La victoire d’Édouard Philippe au Havre est celle de tous les paradoxes de la macronie: c’est l’élu local qui l’emporte dans une majorité qui n’est pas parvenue à s’acculturer aux territoires, c’est le centre de gravité à droite d’une aventure qui a commencé à gauche, c’est la ligne claire d’un Premier ministre conservateur contre la ligne flottante d’un président de la République, c’est la sobriété de Matignon en contraste de l’emphase présidentielle.

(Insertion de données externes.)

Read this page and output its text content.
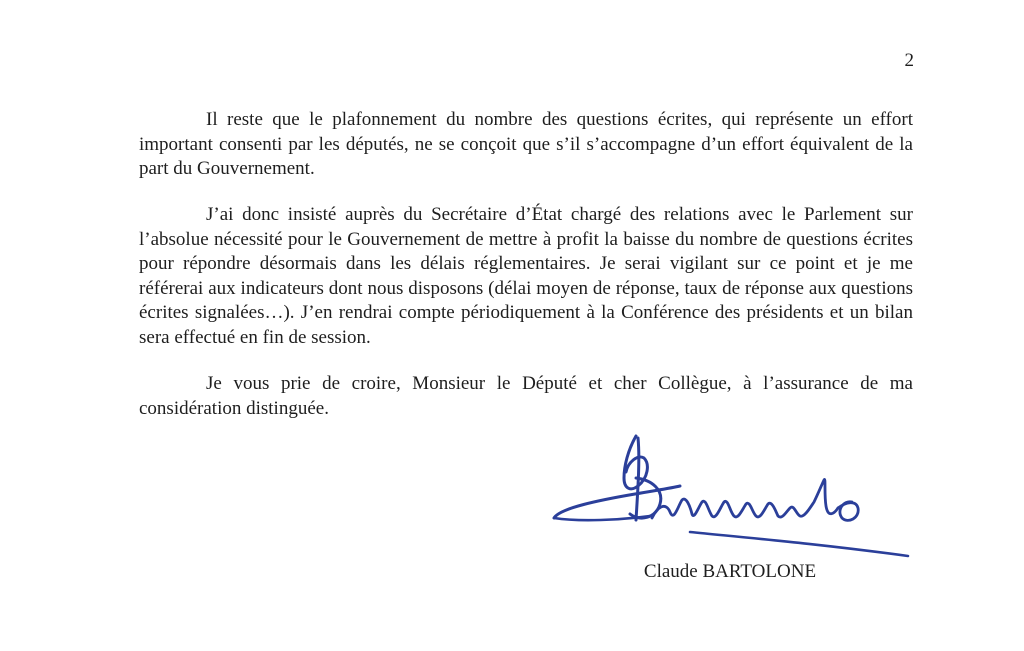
2

Il reste que le plafonnement du nombre des questions écrites, qui représente un effort important consenti par les députés, ne se conçoit que s’il s’accompagne d’un effort équivalent de la part du Gouvernement.

J’ai donc insisté auprès du Secrétaire d’État chargé des relations avec le Parlement sur l’absolue nécessité pour le Gouvernement de mettre à profit la baisse du nombre de questions écrites pour répondre désormais dans les délais réglementaires. Je serai vigilant sur ce point et je me référerai aux indicateurs dont nous disposons (délai moyen de réponse, taux de réponse aux questions écrites signalées…). J’en rendrai compte périodiquement à la Conférence des présidents et un bilan sera effectué en fin de session.

Je vous prie de croire, Monsieur le Député et cher Collègue, à l’assurance de ma considération distinguée.

Claude BARTOLONE
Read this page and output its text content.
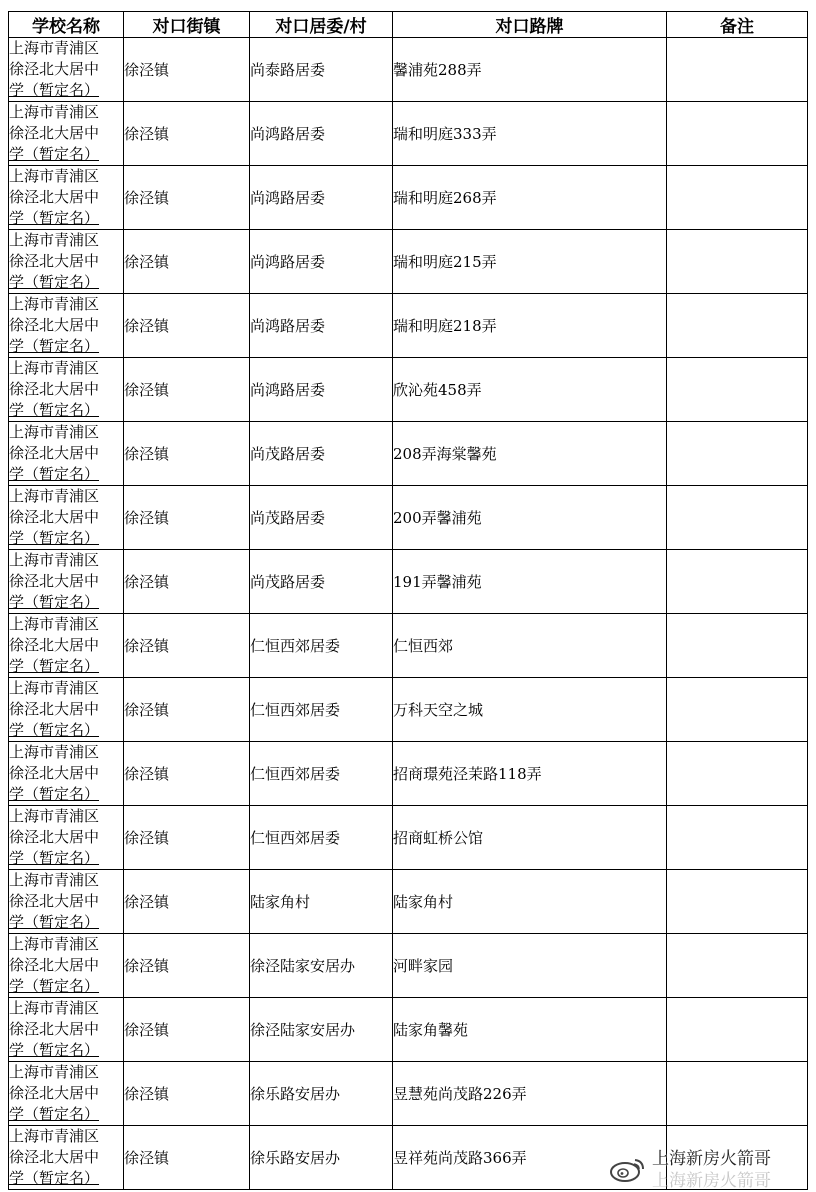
学校名称	对口街镇	对口居委/村	对口路牌	备注

上海市青浦区
徐泾北大居中
学（暂定名）	徐泾镇	尚泰路居委	馨浦苑288弄	

上海市青浦区
徐泾北大居中
学（暂定名）	徐泾镇	尚鸿路居委	瑞和明庭333弄	

上海市青浦区
徐泾北大居中
学（暂定名）	徐泾镇	尚鸿路居委	瑞和明庭268弄	

上海市青浦区
徐泾北大居中
学（暂定名）	徐泾镇	尚鸿路居委	瑞和明庭215弄	

上海市青浦区
徐泾北大居中
学（暂定名）	徐泾镇	尚鸿路居委	瑞和明庭218弄	

上海市青浦区
徐泾北大居中
学（暂定名）	徐泾镇	尚鸿路居委	欣沁苑458弄	

上海市青浦区
徐泾北大居中
学（暂定名）	徐泾镇	尚茂路居委	208弄海棠馨苑	

上海市青浦区
徐泾北大居中
学（暂定名）	徐泾镇	尚茂路居委	200弄馨浦苑	

上海市青浦区
徐泾北大居中
学（暂定名）	徐泾镇	尚茂路居委	191弄馨浦苑	

上海市青浦区
徐泾北大居中
学（暂定名）	徐泾镇	仁恒西郊居委	仁恒西郊	

上海市青浦区
徐泾北大居中
学（暂定名）	徐泾镇	仁恒西郊居委	万科天空之城	

上海市青浦区
徐泾北大居中
学（暂定名）	徐泾镇	仁恒西郊居委	招商璟苑泾茉路118弄	

上海市青浦区
徐泾北大居中
学（暂定名）	徐泾镇	仁恒西郊居委	招商虹桥公馆	

上海市青浦区
徐泾北大居中
学（暂定名）	徐泾镇	陆家角村	陆家角村	

上海市青浦区
徐泾北大居中
学（暂定名）	徐泾镇	徐泾陆家安居办	河畔家园	

上海市青浦区
徐泾北大居中
学（暂定名）	徐泾镇	徐泾陆家安居办	陆家角馨苑	

上海市青浦区
徐泾北大居中
学（暂定名）	徐泾镇	徐乐路安居办	昱慧苑尚茂路226弄	

上海市青浦区
徐泾北大居中
学（暂定名）	徐泾镇	徐乐路安居办	昱祥苑尚茂路366弄		上海新房火箭哥
上海新房火箭哥
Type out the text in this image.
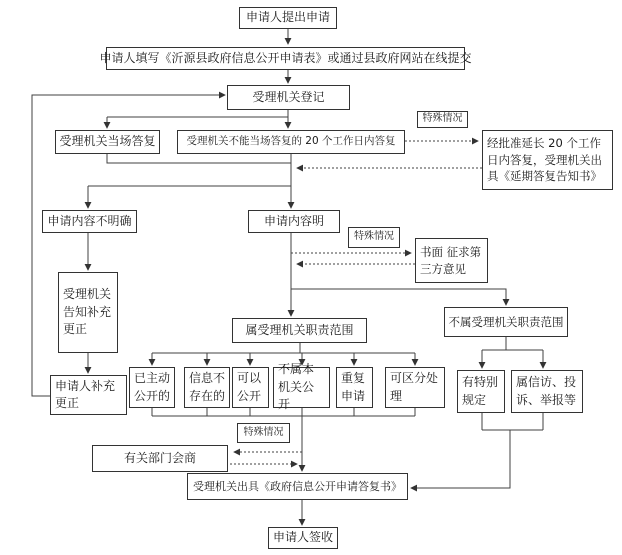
申请人提出申请
申请人填写《沂源县政府信息公开申请表》或通过县政府网站在线提交
受理机关登记
受理机关当场答复	受理机关不能当场答复的 20 个工作日内答复
特殊情况
经批准延长 20 个工作日内答复，受理机关出具《延期答复告知书》
申请内容不明确	申请内容明
特殊情况
书面 征求第三方意见
受理机关告知补充更正
申请人补充更正
属受理机关职责范围
不属受理机关职责范围
已主动公开的
信息不存在的
可以公开
不属本机关公开
重复申请
可区分处理
有特别规定
属信访、投诉、举报等
特殊情况
有关部门会商
受理机关出具《政府信息公开申请答复书》
申请人签收
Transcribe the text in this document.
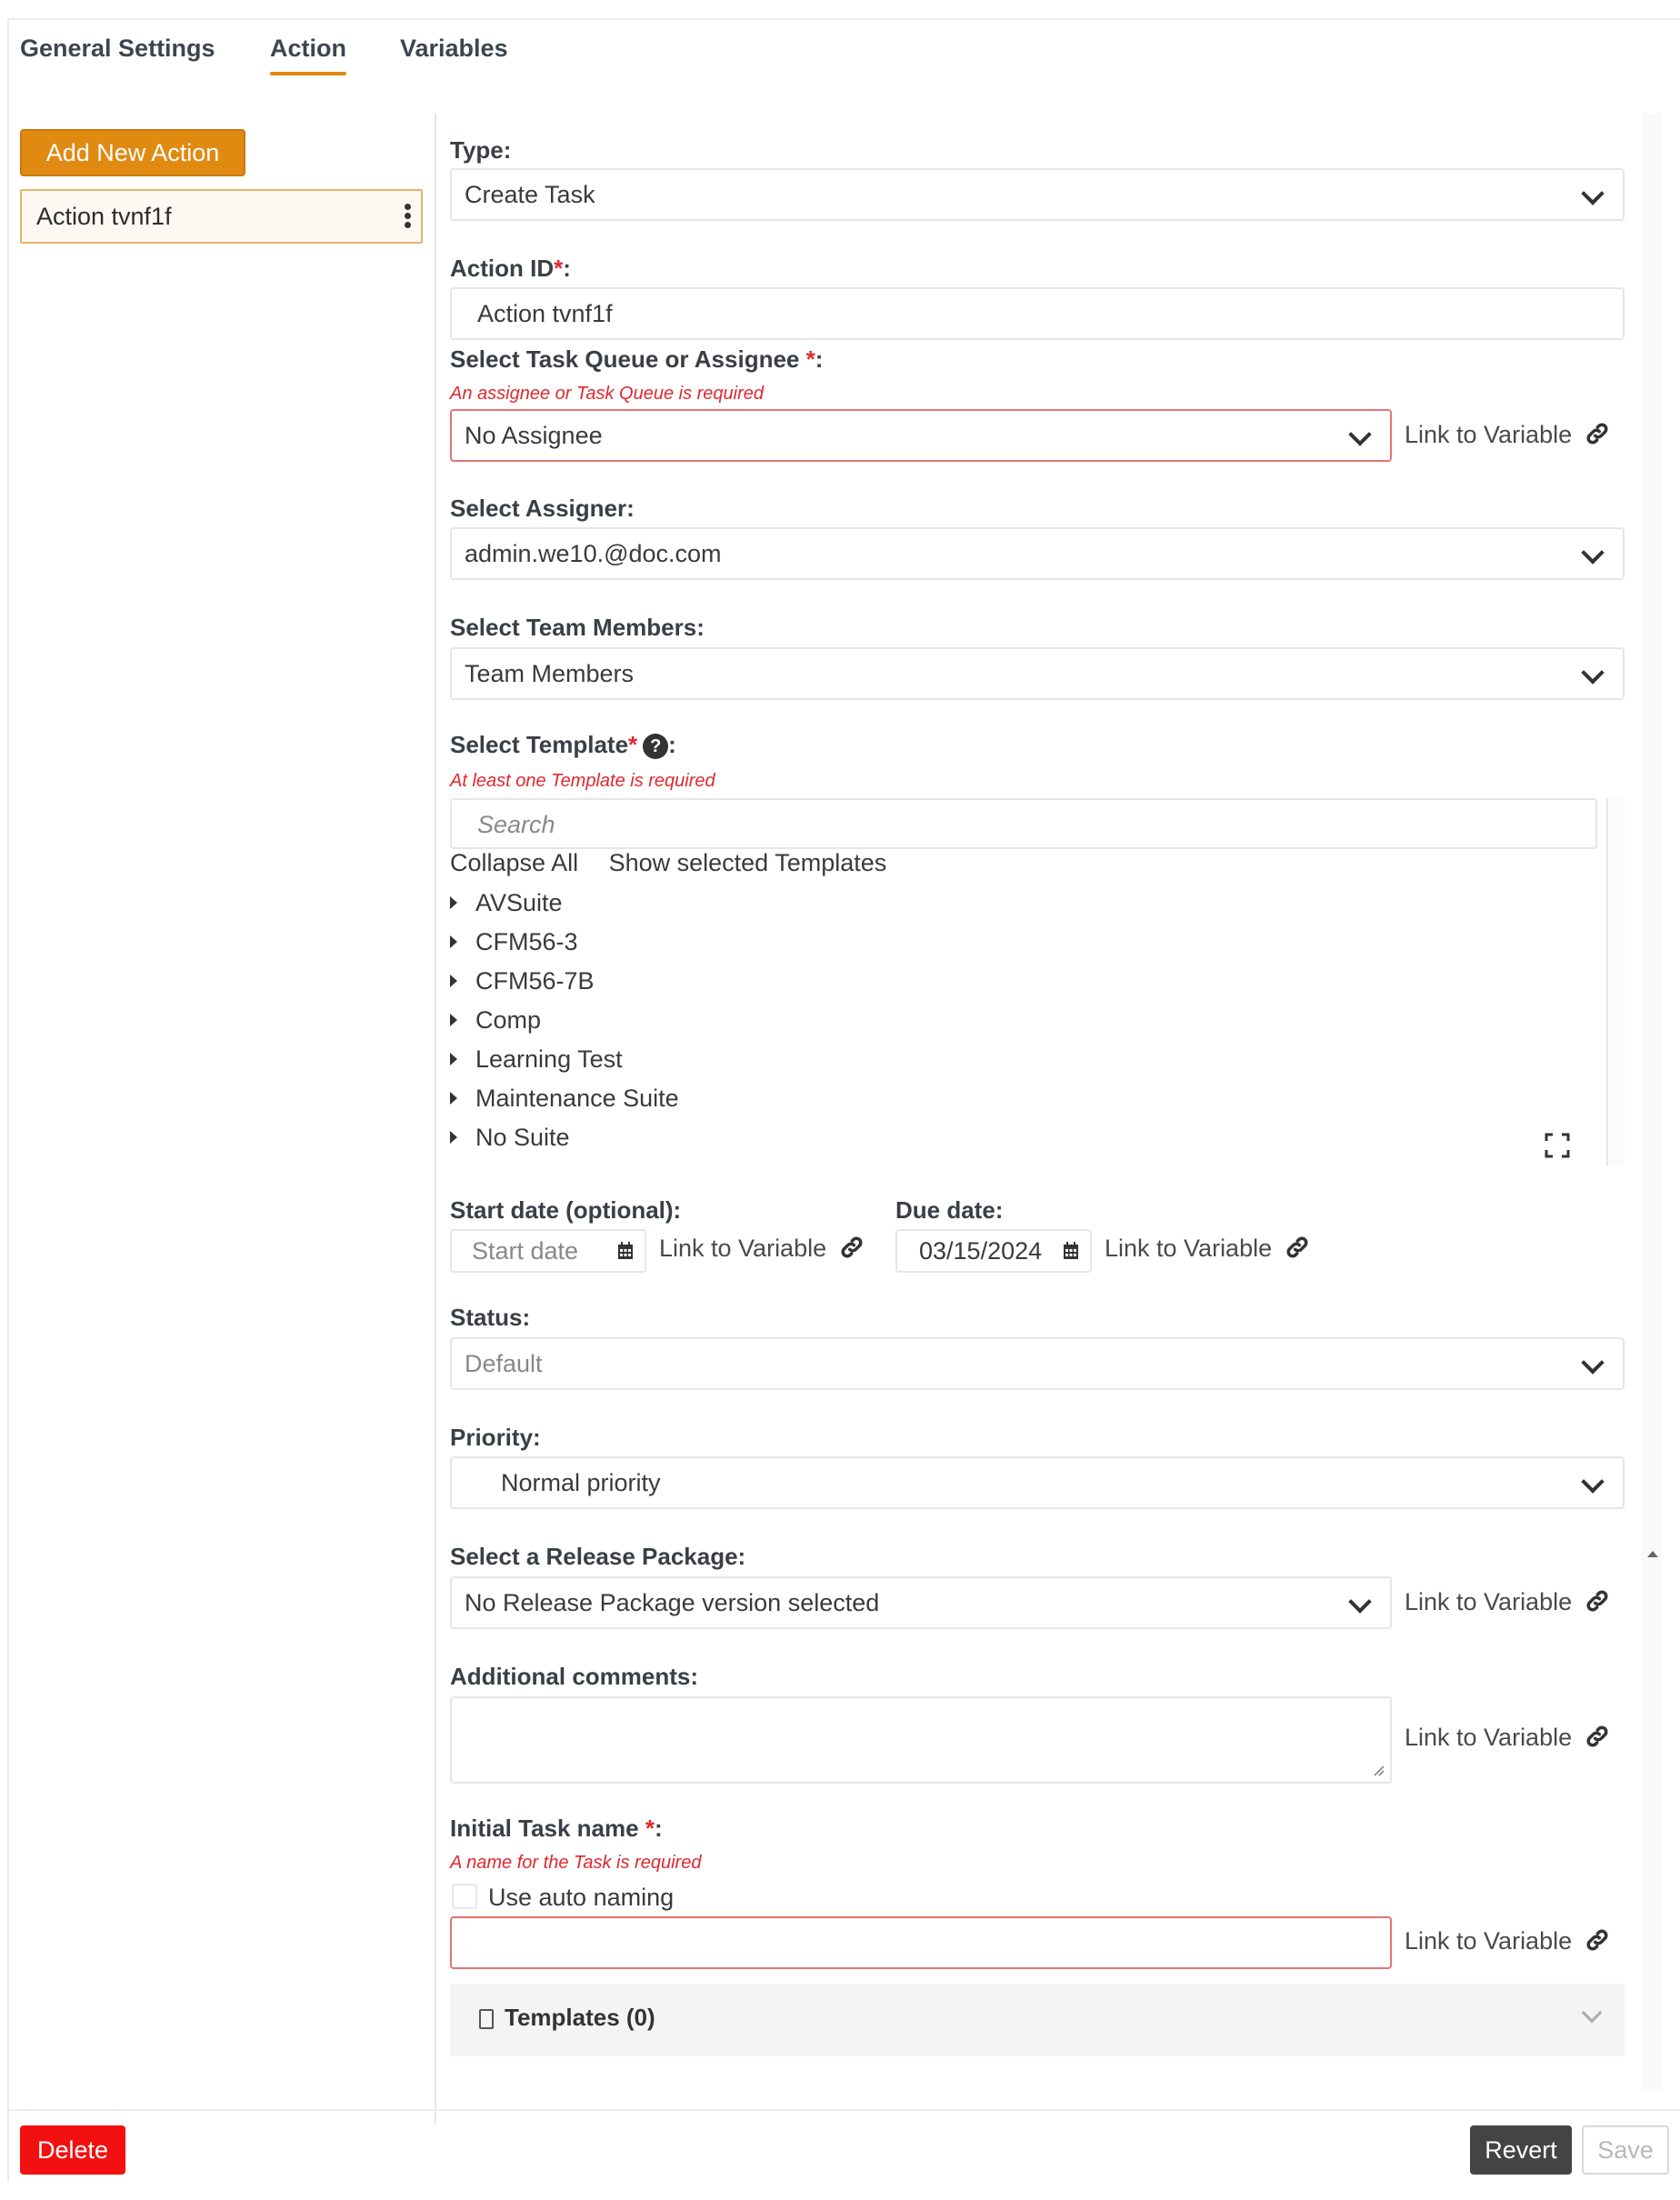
General Settings Action Variables
Add New Action
Action tvnf1f
Type:
Create Task
Action ID*:
Action tvnf1f
Select Task Queue or Assignee *:
An assignee or Task Queue is required
No Assignee	Link to Variable
Select Assigner:
admin.we10.@doc.com
Select Team Members:
Team Members
Select Template* ? :
At least one Template is required
Search
Collapse All Show selected Templates
AVSuite
CFM56-3
CFM56-7B
Comp
Learning Test
Maintenance Suite
No Suite
Start date (optional):
Start date	Link to Variable
Due date:
03/15/2024	Link to Variable
Status:
Default
Priority:
Normal priority
Select a Release Package:
No Release Package version selected	Link to Variable
Additional comments:
Link to Variable
Initial Task name *:
A name for the Task is required
Use auto naming
Link to Variable
Templates (0)
Delete	Revert	Save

Tout se passe comme si la marque d’Édouard Philippe se développait comme le double inversé d’Emmanuel Macron, renvoyant ce dernier et son parti dont le locataire de Matignon n’est pas membre à une forme virtuelle, «sans attaches, ni racines» comme l’eut dit le sociologue Karl Mannheim. Philippe opère comme une conscience dans la macronie: il rappelle d’abord que la politique est une affaire de professionnels, de style aussi, n’en faisant jamais trop, conservant en toute circonstance une mesure comportementale qui donne aucune prise à ce soupçon de jouissance du pouvoir d’une part, d’immaturité d’autre part dont nombre de cadres du macronisme ne parviennent pas à se défaire.

Là où Emmanuel Macron est une force qui va, Édouard Philippe est une force qui tient.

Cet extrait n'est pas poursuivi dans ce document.